2. Menyikat gigi dan instruksi
 Anak harus diawasi menyikat gigi setidaknya dua kali sehari (idealnya terakhir
pada malam hari dan satu kesempatan lainnya).
 Gunakan pasta gigi seukuran kacang polong (1350-1500 ppm luoride).
3. Saran diet
 Profesional gigi harus memberi nasihat tentang menyusui yang aman untuk gigi,
dengan mempertimbangkan kebijakan lokal tentang menyusui dari klinik ibu dan
anak/perawat komunitas.
 Orang tua dan pengasuh disarankan untuk tidak menidurkan anak dengan botol
susu yang berisi cairan manis.
 Orang tua dan pengasuh harus disarankan untuk meminimalkan frekuensi
makanan yang mengandung gula tambahan (batas waktu makan).

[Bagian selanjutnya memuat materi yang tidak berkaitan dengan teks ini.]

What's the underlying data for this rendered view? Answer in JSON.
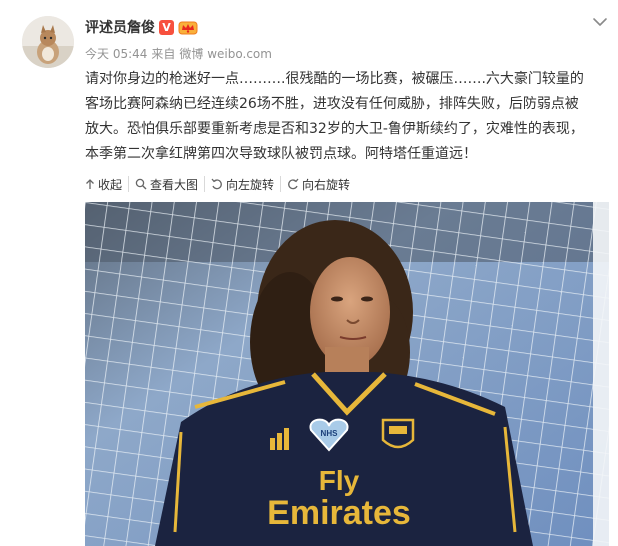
{
  "post": {
    "author": {
      "name": "评述员詹俊",
      "vip_mark": "V"
    },
    "meta": {
      "time": "今天 05:44",
      "from_prefix": "来自",
      "source": "微博 weibo.com"
    },
    "text_lines": [
      "请对你身边的枪迷好一点……….很残酷的一场比赛，被碾压…….六大豪门较量的",
      "客场比赛阿森纳已经连续26场不胜，进攻没有任何威胁，排阵失败，后防弱点被",
      "放大。恐怕俱乐部要重新考虑是否和32岁的大卫-鲁伊斯续约了，灾难性的表现，",
      "本季第二次拿红牌第四次导致球队被罚点球。阿特塔任重道远！"
    ],
    "toolbar": {
      "collapse": "收起",
      "view_large": "查看大图",
      "rotate_left": "向左旋转",
      "rotate_right": "向右旋转"
    },
    "photo": {
      "jersey_sponsor_line1": "Fly",
      "jersey_sponsor_line2": "Emirates",
      "badge_text": "NHS",
      "colors": {
        "jersey": "#1b2340",
        "trim": "#e7b73a",
        "net_background": "#7f9dc4"
      }
    }
  },
  "icons": {
    "menu": "chevron-down-icon",
    "collapse": "arrow-up-icon",
    "view_large": "magnifier-icon",
    "rotate_left": "rotate-left-icon",
    "rotate_right": "rotate-right-icon"
  }
}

 Orang tua dan pengasuh harus disarankan untuk tidak menggunakan minuman
yang mengandung gula tambahan dalam botol susu.
 Merekomendasikan makanan ringan rendah gula (misalnya, keju, buah-buahan).
 Makanan ringan yang mengandung pengganti gula lebih disukai daripada yang
mengandung tambahan gula.
4. Pencegahan berbasis masyarakat
 Mengembangkan dan menerapkan prosedur menyikat gigi yang diawasi di
prasekolah dan penitipan anak.
 Promosikan menyikat gigi dengan pasta gigi yang mengandung fluoride pada
1000 ppm+.
 Ciptakan lingkungan yang mendukung untuk perilaku kesehatan mulut yang sehat
di prasekolah (kebijakan kotak makan siang, makanan ringan saat istirahat,
kebijakan toko tentang ketersediaan makanan non-gula nacks).
 Melaksanakan program kesehatan gigi dan mulut bagi ibu hamil atau pasca
melahirkan.
 Keterlibatan profesional kesehatan non-gigi dalam promosi kesehatan mulut
untuk keluarga dengan anak kecil (misalnya, praktisi umum, dokter anak, perawat,
guru prasekolah, pekerja masyarakat dan pendidik awam harus dilibatkan).
 Perkenalkan teknik konseling singkat (misalnya, wawancara motivasi) untuk
membantu penyampaian saran kesehatan gigi dan memfasilitasi perubahan
perilaku.
Keterbatasan
Kemungkinan bias seleksi harus dipertimbangkan dalam penelitian ini. Tidak semua anak
dalam kelompok usia ini menghadiri prasekolah atau fasilitas penitipan anak dan karakteristik
sosiodemografi/perilaku mereka mungkin berbeda dari anak-anak yang dijadikan sampel melalui
pendaftaran prasekolah.
Penggunaan kuesioner untuk periode dalam 6 bulan sebelumnya dapat dipengaruhi oleh
ingatan responden dan beberapa peserta mungkin telah dipengaruhi oleh keinginan sosial untuk
tanggapan yang 'benar' terhadap pertanyaan seperti tentang menyikat gigi dan perawatan gigi
( yaitu, kecenderungan untuk menampilkan diri sendiri dalam cara yang baik).